TEHRAN — At first blush, the election of Donald J. Trump would seem to be bad news for Iran. But there is a chance that on balance, things could work out surprisingly well for the clerics.

Publicly, Iran’s leaders stress that they pay little heed to what happens in the United States, that they pride themselves on their independence. “It makes no difference for Iran who the next U.S. president is,” the supreme leader, Ayatollah Ali Khamenei, said in a speech last week.

Yet he could hardly miss Mr. Trump’s promises on the campaign trail to “tear up” the landmark nuclear agreement reached last year, which he frequently described as the worst deal ever. In response, Ayatollah Khamenei said recently that if Mr. Trump tore it up, “we will set fire to it.”

But Mr. Trump also presents new opportunities for Iran, many analysts say. While he has criticized the nuclear deal, he has also said that the United States should stop backing rebels in Syria and focus on the Islamic State militant group — effectively shifting its support to Iran’s ally in Syria, President Bashar al-Assad.

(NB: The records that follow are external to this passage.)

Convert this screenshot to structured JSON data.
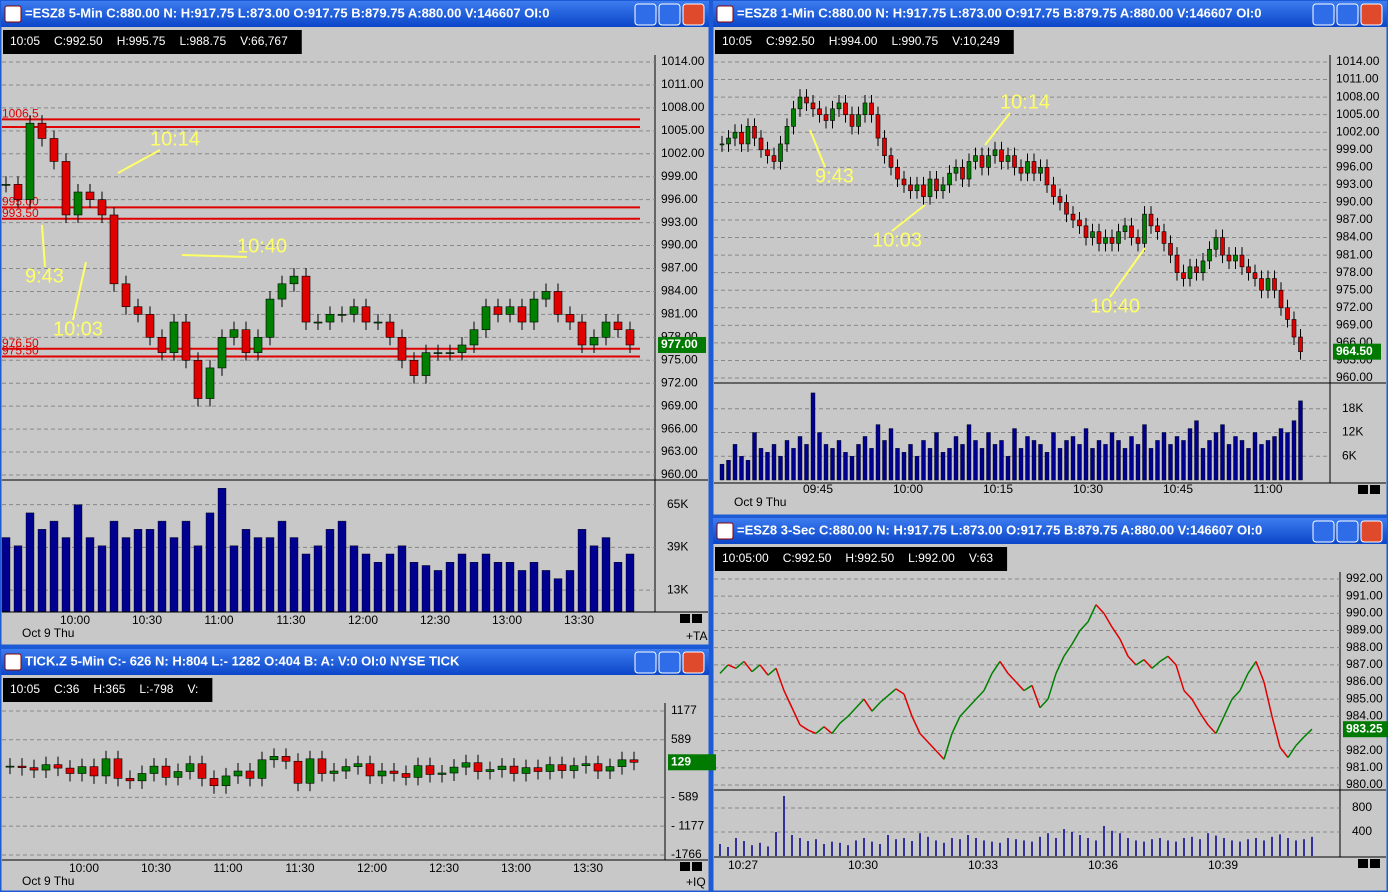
{
  "windows": [
    {
      "title": "=ESZ8 5-Min C:880.00 N: H:917.75 L:873.00 O:917.75 B:879.75 A:880.00 V:146607 OI:0",
      "info": [
        "10:05",
        "C:992.50",
        "H:995.75",
        "L:988.75",
        "V:66,767"
      ],
      "ylim": [
        960,
        1014
      ],
      "yticks": [
        {
          "value": 960,
          "label": "960.00"
        },
        {
          "value": 963,
          "label": "963.00"
        },
        {
          "value": 966,
          "label": "966.00"
        },
        {
          "value": 969,
          "label": "969.00"
        },
        {
          "value": 972,
          "label": "972.00"
        },
        {
          "value": 975,
          "label": "975.00"
        },
        {
          "value": 978,
          "label": "978.00"
        },
        {
          "value": 981,
          "label": "981.00"
        },
        {
          "value": 984,
          "label": "984.00"
        },
        {
          "value": 987,
          "label": "987.00"
        },
        {
          "value": 990,
          "label": "990.00"
        },
        {
          "value": 993,
          "label": "993.00"
        },
        {
          "value": 996,
          "label": "996.00"
        },
        {
          "value": 999,
          "label": "999.00"
        },
        {
          "value": 1002,
          "label": "1002.00"
        },
        {
          "value": 1005,
          "label": "1005.00"
        },
        {
          "value": 1008,
          "label": "1008.00"
        },
        {
          "value": 1011,
          "label": "1011.00"
        },
        {
          "value": 1014,
          "label": "1014.00"
        }
      ],
      "closes": [
        998,
        996,
        1006,
        1004,
        1001,
        994,
        997,
        996,
        994,
        985,
        982,
        981,
        978,
        976,
        980,
        975,
        970,
        974,
        978,
        979,
        976,
        978,
        983,
        985,
        986,
        980,
        980,
        981,
        981,
        982,
        980,
        980,
        978,
        975,
        973,
        976,
        976,
        976,
        977,
        979,
        982,
        981,
        982,
        980,
        983,
        984,
        981,
        980,
        977,
        978,
        980,
        979,
        977
      ],
      "last": {
        "value": 977,
        "label": "977.00"
      },
      "levels": [
        {
          "value": 1006.5,
          "label": "1006.5"
        },
        {
          "value": 1005.5
        },
        {
          "value": 995,
          "label": "995.00"
        },
        {
          "value": 993.5,
          "label": "993.50"
        },
        {
          "value": 976.5,
          "label": "976.50"
        },
        {
          "value": 975.5,
          "label": "975.50"
        }
      ],
      "vol_ylim": [
        0,
        80000
      ],
      "vol_ticks": [
        {
          "value": 13000,
          "label": "13K"
        },
        {
          "value": 39000,
          "label": "39K"
        },
        {
          "value": 65000,
          "label": "65K"
        }
      ],
      "volume": [
        45000,
        40000,
        60000,
        50000,
        55000,
        45000,
        65000,
        45000,
        40000,
        55000,
        45000,
        50000,
        50000,
        55000,
        45000,
        55000,
        40000,
        60000,
        75000,
        40000,
        50000,
        45000,
        45000,
        55000,
        45000,
        35000,
        40000,
        50000,
        55000,
        40000,
        35000,
        30000,
        35000,
        40000,
        30000,
        28000,
        25000,
        30000,
        35000,
        30000,
        35000,
        30000,
        30000,
        25000,
        30000,
        25000,
        20000,
        25000,
        50000,
        40000,
        45000,
        30000,
        35000
      ],
      "times": [
        "10:00",
        "10:30",
        "11:00",
        "11:30",
        "12:00",
        "12:30",
        "13:00",
        "13:30"
      ],
      "date": "Oct 9 Thu",
      "corner": "+TA",
      "annotations": [
        "10:14",
        "10:40",
        "9:43",
        "10:03"
      ]
    },
    {
      "title": "=ESZ8 1-Min C:880.00 N: H:917.75 L:873.00 O:917.75 B:879.75 A:880.00 V:146607 OI:0",
      "info": [
        "10:05",
        "C:992.50",
        "H:994.00",
        "L:990.75",
        "V:10,249"
      ],
      "ylim": [
        960,
        1014
      ],
      "yticks": [
        {
          "value": 960,
          "label": "960.00"
        },
        {
          "value": 963,
          "label": "963.00"
        },
        {
          "value": 966,
          "label": "966.00"
        },
        {
          "value": 969,
          "label": "969.00"
        },
        {
          "value": 972,
          "label": "972.00"
        },
        {
          "value": 975,
          "label": "975.00"
        },
        {
          "value": 978,
          "label": "978.00"
        },
        {
          "value": 981,
          "label": "981.00"
        },
        {
          "value": 984,
          "label": "984.00"
        },
        {
          "value": 987,
          "label": "987.00"
        },
        {
          "value": 990,
          "label": "990.00"
        },
        {
          "value": 993,
          "label": "993.00"
        },
        {
          "value": 996,
          "label": "996.00"
        },
        {
          "value": 999,
          "label": "999.00"
        },
        {
          "value": 1002,
          "label": "1002.00"
        },
        {
          "value": 1005,
          "label": "1005.00"
        },
        {
          "value": 1008,
          "label": "1008.00"
        },
        {
          "value": 1011,
          "label": "1011.00"
        },
        {
          "value": 1014,
          "label": "1014.00"
        }
      ],
      "closes": [
        1000,
        1001,
        1002,
        1000,
        1003,
        1001,
        999,
        998,
        997,
        1000,
        1003,
        1006,
        1008,
        1007,
        1006,
        1005,
        1004,
        1006,
        1007,
        1005,
        1003,
        1005,
        1007,
        1005,
        1001,
        998,
        996,
        994,
        993,
        992,
        993,
        991,
        994,
        992,
        993,
        995,
        996,
        994,
        997,
        998,
        996,
        998,
        999,
        997,
        998,
        996,
        995,
        997,
        995,
        996,
        993,
        991,
        990,
        988,
        987,
        986,
        984,
        985,
        983,
        984,
        983,
        985,
        986,
        984,
        983,
        988,
        986,
        985,
        983,
        981,
        978,
        977,
        979,
        978,
        980,
        982,
        984,
        981,
        980,
        981,
        979,
        978,
        977,
        975,
        977,
        975,
        972,
        970,
        967,
        964.5
      ],
      "last": {
        "value": 964.5,
        "label": "964.50"
      },
      "vol_ylim": [
        0,
        24000
      ],
      "vol_ticks": [
        {
          "value": 6000,
          "label": "6K"
        },
        {
          "value": 12000,
          "label": "12K"
        },
        {
          "value": 18000,
          "label": "18K"
        }
      ],
      "volume": [
        4000,
        5000,
        9000,
        6000,
        5000,
        12000,
        8000,
        7000,
        9000,
        6000,
        10000,
        8000,
        11000,
        9000,
        22000,
        12000,
        9000,
        8000,
        10000,
        7000,
        6000,
        9000,
        11000,
        8000,
        14000,
        10000,
        13000,
        8000,
        7000,
        9000,
        6000,
        10000,
        8000,
        12000,
        7000,
        8000,
        11000,
        9000,
        14000,
        10000,
        8000,
        12000,
        9000,
        10000,
        6000,
        13000,
        8000,
        11000,
        10000,
        9000,
        7000,
        12000,
        8000,
        10000,
        11000,
        9000,
        13000,
        8000,
        10000,
        9000,
        12000,
        10000,
        8000,
        11000,
        9000,
        14000,
        8000,
        10000,
        12000,
        9000,
        11000,
        10000,
        13000,
        15000,
        8000,
        10000,
        12000,
        14000,
        9000,
        11000,
        10000,
        8000,
        12000,
        9000,
        10000,
        11000,
        13000,
        12000,
        15000,
        20000
      ],
      "times": [
        "09:45",
        "10:00",
        "10:15",
        "10:30",
        "10:45",
        "11:00"
      ],
      "date": "Oct 9 Thu",
      "annotations": [
        "10:14",
        "9:43",
        "10:03",
        "10:40"
      ]
    },
    {
      "title": "=ESZ8 3-Sec C:880.00 N: H:917.75 L:873.00 O:917.75 B:879.75 A:880.00 V:146607 OI:0",
      "info": [
        "10:05:00",
        "C:992.50",
        "H:992.50",
        "L:992.00",
        "V:63"
      ],
      "ylim": [
        980,
        992
      ],
      "yticks": [
        {
          "value": 980,
          "label": "980.00"
        },
        {
          "value": 981,
          "label": "981.00"
        },
        {
          "value": 982,
          "label": "982.00"
        },
        {
          "value": 983,
          "label": "983.00"
        },
        {
          "value": 984,
          "label": "984.00"
        },
        {
          "value": 985,
          "label": "985.00"
        },
        {
          "value": 986,
          "label": "986.00"
        },
        {
          "value": 987,
          "label": "987.00"
        },
        {
          "value": 988,
          "label": "988.00"
        },
        {
          "value": 989,
          "label": "989.00"
        },
        {
          "value": 990,
          "label": "990.00"
        },
        {
          "value": 991,
          "label": "991.00"
        },
        {
          "value": 992,
          "label": "992.00"
        }
      ],
      "closes": [
        986.5,
        987,
        986.8,
        987.2,
        986.6,
        987,
        986.4,
        986.8,
        985.5,
        984.5,
        983.5,
        983.2,
        983.0,
        983.4,
        983.0,
        983.6,
        984.0,
        984.5,
        985.0,
        984.3,
        984.8,
        985.2,
        985.6,
        985.3,
        984.0,
        983.0,
        982.5,
        982.0,
        981.5,
        983.0,
        984.0,
        984.5,
        985.0,
        985.5,
        986.5,
        987.2,
        986.5,
        986.0,
        985.5,
        985.8,
        984.5,
        985.0,
        986.5,
        987.5,
        988.2,
        989.0,
        989.5,
        990.5,
        990.0,
        989.2,
        988.5,
        987.5,
        987.0,
        987.3,
        986.8,
        987.2,
        987.5,
        987.0,
        985.5,
        985.0,
        984.2,
        983.5,
        983.0,
        984.0,
        985.0,
        985.5,
        986.5,
        987.2,
        986.0,
        984.0,
        982.2,
        981.6,
        982.3,
        982.8,
        983.25
      ],
      "last": {
        "value": 983.25,
        "label": "983.25"
      },
      "vol_ylim": [
        0,
        1100
      ],
      "vol_ticks": [
        400,
        800
      ],
      "volume": [
        200,
        150,
        300,
        250,
        180,
        220,
        160,
        400,
        1000,
        350,
        300,
        250,
        280,
        200,
        240,
        220,
        180,
        260,
        300,
        240,
        200,
        350,
        280,
        300,
        250,
        380,
        320,
        260,
        220,
        300,
        280,
        350,
        300,
        260,
        240,
        220,
        300,
        280,
        260,
        240,
        320,
        380,
        300,
        450,
        400,
        350,
        300,
        260,
        500,
        420,
        380,
        300,
        260,
        240,
        280,
        300,
        260,
        240,
        300,
        320,
        280,
        380,
        340,
        300,
        260,
        240,
        280,
        300,
        260,
        320,
        360,
        300,
        260,
        280,
        320
      ],
      "times": [
        "10:27",
        "10:30",
        "10:33",
        "10:36",
        "10:39"
      ]
    },
    {
      "title": "TICK.Z 5-Min C:- 626 N: H:804 L:- 1282 O:404 B: A: V:0 OI:0 NYSE TICK",
      "info": [
        "10:05",
        "C:36",
        "H:365",
        "L:-798",
        "V:"
      ],
      "ylim": [
        -1766,
        1177
      ],
      "yticks": [
        {
          "value": -1766,
          "label": "-1766"
        },
        {
          "value": -1177,
          "label": "- 1177"
        },
        {
          "value": -589,
          "label": "- 589"
        },
        589,
        1177
      ],
      "closes": [
        50,
        20,
        -30,
        80,
        10,
        -100,
        40,
        -150,
        200,
        -200,
        -250,
        -100,
        50,
        -180,
        -60,
        100,
        -200,
        -350,
        -150,
        -50,
        -200,
        180,
        250,
        150,
        -300,
        200,
        -100,
        -50,
        40,
        100,
        -150,
        -50,
        -100,
        -180,
        60,
        -120,
        -90,
        30,
        120,
        -60,
        -20,
        50,
        -100,
        20,
        -60,
        80,
        -40,
        60,
        100,
        -50,
        40,
        180,
        129
      ],
      "last": 129,
      "times": [
        "10:00",
        "10:30",
        "11:00",
        "11:30",
        "12:00",
        "12:30",
        "13:00",
        "13:30"
      ],
      "date": "Oct 9 Thu",
      "corner": "+IQ"
    }
  ]
}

If that happens, said Mohammad Marandi, an associate professor of North American studies at the University of Tehran, “it will be good for Iran, the region and the world.”

With its Lebanese ally Hezbollah, Tehran has supported Mr. Assad throughout the uprising, which started in 2011, morally and, later, financially and militarily. Over 400 Iranian and Shiite Afghan soldiers have died in the conflict, according to official statistics.

“If such a change would come from Trump, of all people, it would be remarkable,” Professor Marandi said.

In the larger context, Iran is waiting and hoping for the day the United States packs up and leaves the Middle East, closing its military bases in the region and moving its aircraft carriers out of the Persian Gulf. While that seems far-fetched, Mr. Trump has demonstrated an isolationist streak in questioning the value of NATO and the nuclear umbrella over South Korea and Japan.

“They should stop threatening us,” Professor Marandi said. “If the United States under Trump is more constructive, he will find that Iran will respond in kind.”

Even with the nuclear deal, things could ultimately break Iran’s way. Last week, 76 national security experts signed a report urging Mr. Trump to keep the deal. And lately, even some Republicans in Congress and groups that had opposed the deal urged Mr. Trump to go slowly and consider other ways to pressure Iran.

On Tuesday, the House of Representatives did just that, voting overwhelmingly to extend some Iran sanctions for an additional 10 years.